How about you keep douching through life, do the cipm, and drop your GMAT on your résumé. Then come back in a year and bitch more about not being able to get into the front office.
Seriously, treat jobs/hr like women. Tailor your pitch son.
Stop being a heuristics-driven lackey and identify where in the string I said that I “wasn’t able to get into the front office.” I AM front office, my son. Who says once you get “front office” (a term that clearly only twentysomething nitwits use as they wonder what it’s like to be in a made position), that you stop growing and trying to branch out? If I had known that I was making a comment in a forum of underachieving bozos who have nothing better to do than disparage others, I would have hit the delete button on my original post. I feel sorry for the employer who pays money for such shallow thinking.
I’m wondering if the problem isn’t too many designations and simply an overly combative attitude. One wants to hire people that are 1) qualified to do the work needed, and 2) reasonably pleasant to work with. The OP seems basically intelligent, but comes with a chip on his shoulder the size of Texas. It may be that “overqualified” is just the easier excuse to offer instead of having to explain that “If we hire you, I don’t want to spend my life constantly arguing with you.”
Look, I may have come off on the wrong foot with my presentation. The combined CFA and the FRM make more sense now - are you on the risk management side of the front office?
Bottom line is that it comes down to reputation and to what extent HR can quantify the value of the reputation. Graduates from MIT and Harvey Mudd could have very similar skill sets , but it can be more difficult for HR to quantify the value of the Harvey Mudd guy because not that many people have degrees from Harvey Mudd (relatively speaking) and even fewer attempt to move from math to finance. Additionally, MIT has a better reputation and is much more widely known.
Similarly, CFA from a reputation perspective is regarded as the “gold standard” and there is decent depth to the compenstation data for CFA charterholders, so the HR people can have a view on both the reputation and legitmacy that the desigation confers as well as the expected compensation for a CFA Charterholder. This is simply not true for FRM or CAIA, particularly since they are relevant to the fields of risk management and alternatives that already have academic designations that typically service them (MFE/MS/PHD and MBA, respectively).

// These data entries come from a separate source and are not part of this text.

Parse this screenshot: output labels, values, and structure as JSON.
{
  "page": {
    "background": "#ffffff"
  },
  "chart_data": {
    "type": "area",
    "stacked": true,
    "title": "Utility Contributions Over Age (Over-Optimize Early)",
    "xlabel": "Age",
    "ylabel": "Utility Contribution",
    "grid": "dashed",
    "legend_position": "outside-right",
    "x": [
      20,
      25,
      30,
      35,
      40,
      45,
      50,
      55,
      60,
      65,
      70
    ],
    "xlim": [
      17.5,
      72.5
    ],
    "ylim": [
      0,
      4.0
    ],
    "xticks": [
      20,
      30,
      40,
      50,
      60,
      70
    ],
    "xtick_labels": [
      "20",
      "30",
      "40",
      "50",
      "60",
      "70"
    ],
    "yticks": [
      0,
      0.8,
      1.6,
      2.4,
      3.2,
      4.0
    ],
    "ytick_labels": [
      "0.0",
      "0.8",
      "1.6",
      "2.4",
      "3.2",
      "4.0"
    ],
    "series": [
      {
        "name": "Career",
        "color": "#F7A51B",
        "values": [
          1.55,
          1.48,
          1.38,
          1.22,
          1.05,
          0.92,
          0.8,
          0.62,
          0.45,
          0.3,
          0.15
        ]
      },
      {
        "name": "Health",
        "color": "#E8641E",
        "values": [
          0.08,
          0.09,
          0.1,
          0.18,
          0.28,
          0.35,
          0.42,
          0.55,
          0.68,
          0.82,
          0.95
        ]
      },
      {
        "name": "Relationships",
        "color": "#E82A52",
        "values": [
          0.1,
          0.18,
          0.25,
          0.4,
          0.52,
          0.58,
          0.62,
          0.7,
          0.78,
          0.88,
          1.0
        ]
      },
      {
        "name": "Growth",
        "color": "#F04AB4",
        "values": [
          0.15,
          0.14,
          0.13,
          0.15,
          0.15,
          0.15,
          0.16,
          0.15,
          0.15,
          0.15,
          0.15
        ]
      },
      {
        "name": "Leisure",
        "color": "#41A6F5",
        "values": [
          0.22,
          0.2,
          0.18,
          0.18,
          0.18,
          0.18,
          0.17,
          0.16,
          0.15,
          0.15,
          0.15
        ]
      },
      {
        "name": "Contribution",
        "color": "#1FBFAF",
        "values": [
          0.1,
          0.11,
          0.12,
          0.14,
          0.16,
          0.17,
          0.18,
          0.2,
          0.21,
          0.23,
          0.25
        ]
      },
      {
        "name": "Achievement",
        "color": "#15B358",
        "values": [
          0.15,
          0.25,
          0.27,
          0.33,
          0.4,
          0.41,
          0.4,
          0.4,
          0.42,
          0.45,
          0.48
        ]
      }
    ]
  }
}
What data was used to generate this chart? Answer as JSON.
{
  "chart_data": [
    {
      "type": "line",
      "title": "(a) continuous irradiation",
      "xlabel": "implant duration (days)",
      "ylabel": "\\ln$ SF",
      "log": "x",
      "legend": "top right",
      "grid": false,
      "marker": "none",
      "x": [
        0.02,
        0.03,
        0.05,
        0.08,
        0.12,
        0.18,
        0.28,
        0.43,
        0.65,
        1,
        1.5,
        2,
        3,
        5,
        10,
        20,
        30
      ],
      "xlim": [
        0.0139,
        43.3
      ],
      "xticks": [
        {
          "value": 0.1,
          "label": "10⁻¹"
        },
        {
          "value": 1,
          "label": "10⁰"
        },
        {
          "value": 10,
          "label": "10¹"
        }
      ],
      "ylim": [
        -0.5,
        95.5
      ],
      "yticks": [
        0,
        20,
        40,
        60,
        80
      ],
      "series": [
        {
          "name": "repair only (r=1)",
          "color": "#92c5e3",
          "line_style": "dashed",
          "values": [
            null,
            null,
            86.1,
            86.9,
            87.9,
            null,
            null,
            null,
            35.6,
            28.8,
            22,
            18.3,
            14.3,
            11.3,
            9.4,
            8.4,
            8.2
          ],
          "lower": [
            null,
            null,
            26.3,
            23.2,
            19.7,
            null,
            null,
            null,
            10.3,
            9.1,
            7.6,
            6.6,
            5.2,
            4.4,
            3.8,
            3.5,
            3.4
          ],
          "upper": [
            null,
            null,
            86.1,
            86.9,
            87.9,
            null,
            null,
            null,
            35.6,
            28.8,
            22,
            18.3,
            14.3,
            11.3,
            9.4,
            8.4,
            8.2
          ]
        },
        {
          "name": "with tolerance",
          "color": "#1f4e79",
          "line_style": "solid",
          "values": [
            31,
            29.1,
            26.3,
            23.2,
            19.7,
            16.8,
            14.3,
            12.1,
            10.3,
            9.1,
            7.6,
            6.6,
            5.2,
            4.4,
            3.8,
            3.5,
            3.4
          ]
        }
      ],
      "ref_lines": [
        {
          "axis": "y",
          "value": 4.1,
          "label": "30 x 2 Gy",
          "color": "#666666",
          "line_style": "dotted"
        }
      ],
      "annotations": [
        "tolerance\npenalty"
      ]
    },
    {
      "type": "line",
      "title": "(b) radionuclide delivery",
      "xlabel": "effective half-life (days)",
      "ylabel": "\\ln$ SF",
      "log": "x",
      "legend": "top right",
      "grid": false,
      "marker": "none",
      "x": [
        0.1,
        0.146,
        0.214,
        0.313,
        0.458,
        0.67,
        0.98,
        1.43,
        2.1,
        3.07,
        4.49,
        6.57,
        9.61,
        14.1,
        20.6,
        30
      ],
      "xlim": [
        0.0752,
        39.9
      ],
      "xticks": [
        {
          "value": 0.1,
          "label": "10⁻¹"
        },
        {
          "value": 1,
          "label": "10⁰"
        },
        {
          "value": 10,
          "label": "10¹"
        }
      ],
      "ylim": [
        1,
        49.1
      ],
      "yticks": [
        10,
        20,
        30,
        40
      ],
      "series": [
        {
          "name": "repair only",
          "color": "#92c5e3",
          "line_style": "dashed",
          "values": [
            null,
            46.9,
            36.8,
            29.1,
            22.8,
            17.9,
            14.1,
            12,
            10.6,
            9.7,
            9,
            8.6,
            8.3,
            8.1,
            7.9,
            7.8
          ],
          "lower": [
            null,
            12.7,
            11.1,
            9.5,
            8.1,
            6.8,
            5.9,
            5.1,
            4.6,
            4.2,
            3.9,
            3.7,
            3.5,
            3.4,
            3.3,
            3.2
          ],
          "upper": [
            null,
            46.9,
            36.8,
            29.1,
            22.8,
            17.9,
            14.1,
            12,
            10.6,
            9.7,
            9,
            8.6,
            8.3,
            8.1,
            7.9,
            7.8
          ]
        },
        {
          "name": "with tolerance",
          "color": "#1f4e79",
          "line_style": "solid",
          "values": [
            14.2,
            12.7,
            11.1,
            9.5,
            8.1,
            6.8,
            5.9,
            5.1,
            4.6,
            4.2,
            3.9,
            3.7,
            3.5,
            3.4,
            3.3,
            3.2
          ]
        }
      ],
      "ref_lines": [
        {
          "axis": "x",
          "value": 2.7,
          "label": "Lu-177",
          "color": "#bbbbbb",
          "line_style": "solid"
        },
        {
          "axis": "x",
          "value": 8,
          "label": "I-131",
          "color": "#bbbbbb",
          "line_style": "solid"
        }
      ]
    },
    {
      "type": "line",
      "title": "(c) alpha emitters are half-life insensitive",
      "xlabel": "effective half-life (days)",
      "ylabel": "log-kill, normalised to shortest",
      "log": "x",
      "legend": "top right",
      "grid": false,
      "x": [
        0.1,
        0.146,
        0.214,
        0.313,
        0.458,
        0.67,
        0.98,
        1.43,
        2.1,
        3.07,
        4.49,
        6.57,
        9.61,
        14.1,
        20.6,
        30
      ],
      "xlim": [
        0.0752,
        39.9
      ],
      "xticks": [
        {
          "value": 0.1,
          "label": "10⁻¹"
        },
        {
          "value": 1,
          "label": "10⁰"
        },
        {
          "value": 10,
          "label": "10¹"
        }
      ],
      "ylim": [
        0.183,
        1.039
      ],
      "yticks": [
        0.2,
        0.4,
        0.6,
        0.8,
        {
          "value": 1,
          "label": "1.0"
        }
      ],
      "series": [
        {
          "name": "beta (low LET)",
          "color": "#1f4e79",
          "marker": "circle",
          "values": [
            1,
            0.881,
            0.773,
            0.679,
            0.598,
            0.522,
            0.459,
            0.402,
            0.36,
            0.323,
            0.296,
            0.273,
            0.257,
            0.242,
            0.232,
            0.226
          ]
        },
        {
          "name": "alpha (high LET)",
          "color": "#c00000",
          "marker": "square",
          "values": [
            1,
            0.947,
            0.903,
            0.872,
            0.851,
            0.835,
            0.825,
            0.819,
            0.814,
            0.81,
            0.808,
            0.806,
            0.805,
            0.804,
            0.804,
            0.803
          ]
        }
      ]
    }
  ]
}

Thanks, Swan. Actually I am on a very fundamentally-based PM team managing institutional money but have recently gotten very interested in the risk management/quant piece - getting into the programming elements, building a roadmap for where models fail and need to be modified, that sort of thing. Not sure where I am going with it but didn’t want to be one of these dilettantes who skimmed the latest business self-help book on why quants are all evil and walk away as if I was some kind of expert. I prefer learning the conversational language first before picking up the swear words, and for me, the FRM was the most efficient, holistic way to do that.
Made man to made man then, my point remains. You’ve got to tailor your pitch. Being a dick has probably benefitted you in your current role, but I doubt will get you where you want to be. Good luck son.
-Guy doing something he prefers over the FO with a mini-alphabet but minimalist resume.
A bunch of letters might actually impress HR (who are generally numbnuts), but eventually you are going to have to impress the actual hiring manager, who is less likely to care about irrelevant cred and more likely to care about 1) can this person think, and 2) do I want to work with them.